Он предугадывал, что скажет ему Мосин и как уп­рется вначале, но твердо знал, на чем надо сыграть, чтобы он покорился. Знал он и то, как «прочно, на­глухо» заставить молчать Вальку. Остальные его не беспокоили. Все заранее предвидел и знал Чугреев, и так ему было противно — и от этого знания, и от того, что предстояло совершить, — что он тихо матерился сквозь зубы.

Жизнь его пошла наперекосяк с промозглой слякот­ной осени 1929 года, когда волна сплошной коллекти­визации докатилась и до Кузнецкого уезда. Отец уперся, подрался с секретарем комячейки ГПУ — де­ло перенесли в город, решила тройка: раскулачить, выслать. В несколько дней расшаталась, разрушилась и пала прахом вся прежняя жизнь. Все съежилось, об­леденело, захлопнулось — осталась узкая тропинка, в Якутию.

В Якутске на первое время приютил известный на весь край скопец Лазаренко. За скудные харчи и угол в его огромном пятистенном доме с утра до вечера горбатились на парниках и огородах.
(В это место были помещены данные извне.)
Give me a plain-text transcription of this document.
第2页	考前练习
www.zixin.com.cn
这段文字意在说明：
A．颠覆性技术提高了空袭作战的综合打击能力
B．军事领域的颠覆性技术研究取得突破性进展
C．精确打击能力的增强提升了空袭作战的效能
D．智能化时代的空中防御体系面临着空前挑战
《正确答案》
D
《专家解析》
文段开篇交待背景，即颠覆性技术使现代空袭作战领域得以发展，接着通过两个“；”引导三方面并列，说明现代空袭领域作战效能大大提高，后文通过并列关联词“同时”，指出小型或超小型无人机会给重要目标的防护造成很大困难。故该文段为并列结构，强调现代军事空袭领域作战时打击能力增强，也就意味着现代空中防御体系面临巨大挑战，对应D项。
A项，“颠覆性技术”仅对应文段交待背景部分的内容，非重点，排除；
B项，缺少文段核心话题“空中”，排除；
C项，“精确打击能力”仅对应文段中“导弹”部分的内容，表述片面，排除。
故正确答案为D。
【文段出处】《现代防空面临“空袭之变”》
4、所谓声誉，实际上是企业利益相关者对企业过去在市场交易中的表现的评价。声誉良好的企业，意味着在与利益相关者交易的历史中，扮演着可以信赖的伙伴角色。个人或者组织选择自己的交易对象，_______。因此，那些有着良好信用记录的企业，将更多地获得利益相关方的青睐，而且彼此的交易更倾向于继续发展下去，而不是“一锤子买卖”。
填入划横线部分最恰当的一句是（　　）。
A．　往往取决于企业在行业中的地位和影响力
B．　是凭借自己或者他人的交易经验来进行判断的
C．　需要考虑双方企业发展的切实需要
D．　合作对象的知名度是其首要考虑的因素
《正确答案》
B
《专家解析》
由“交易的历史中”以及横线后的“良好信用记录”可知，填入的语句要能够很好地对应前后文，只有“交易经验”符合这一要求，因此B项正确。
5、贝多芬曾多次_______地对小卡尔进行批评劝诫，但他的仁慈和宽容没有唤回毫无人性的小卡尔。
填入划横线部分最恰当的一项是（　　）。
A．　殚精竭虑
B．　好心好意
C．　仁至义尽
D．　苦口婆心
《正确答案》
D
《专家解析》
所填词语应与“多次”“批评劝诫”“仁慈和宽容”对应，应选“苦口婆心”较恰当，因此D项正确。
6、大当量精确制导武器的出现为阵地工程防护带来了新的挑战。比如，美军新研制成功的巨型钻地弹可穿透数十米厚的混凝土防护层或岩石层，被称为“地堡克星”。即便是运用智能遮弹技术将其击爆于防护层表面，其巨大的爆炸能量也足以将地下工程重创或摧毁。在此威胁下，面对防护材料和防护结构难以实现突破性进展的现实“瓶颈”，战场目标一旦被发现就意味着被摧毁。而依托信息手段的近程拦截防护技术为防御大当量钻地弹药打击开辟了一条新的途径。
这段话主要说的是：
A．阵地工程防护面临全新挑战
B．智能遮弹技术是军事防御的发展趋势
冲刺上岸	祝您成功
Богат был, умен скопец и образован — Петербургский университет кон­чил до оскопления, — но жаден был, и потому недолго задерживались в его хозяйстве люди.

Тихая, пришибленная работящая семья Чугреевых пришлась скопцу по душе. Мишка и Сенька хотели учиться, он предложил им сговор: он будет учить их всему, что знает сам, но чтобы они доухаживали его до последнего часа. Обещал также завещать им все свое добро. Братья согласились, и он отвалил им за­даток: холщовый величиной в ладонь мешочек золо­того песка. На это золото поставили избу из листвен­ничных бревен, вываренных в смоле, завели корову и лошадь.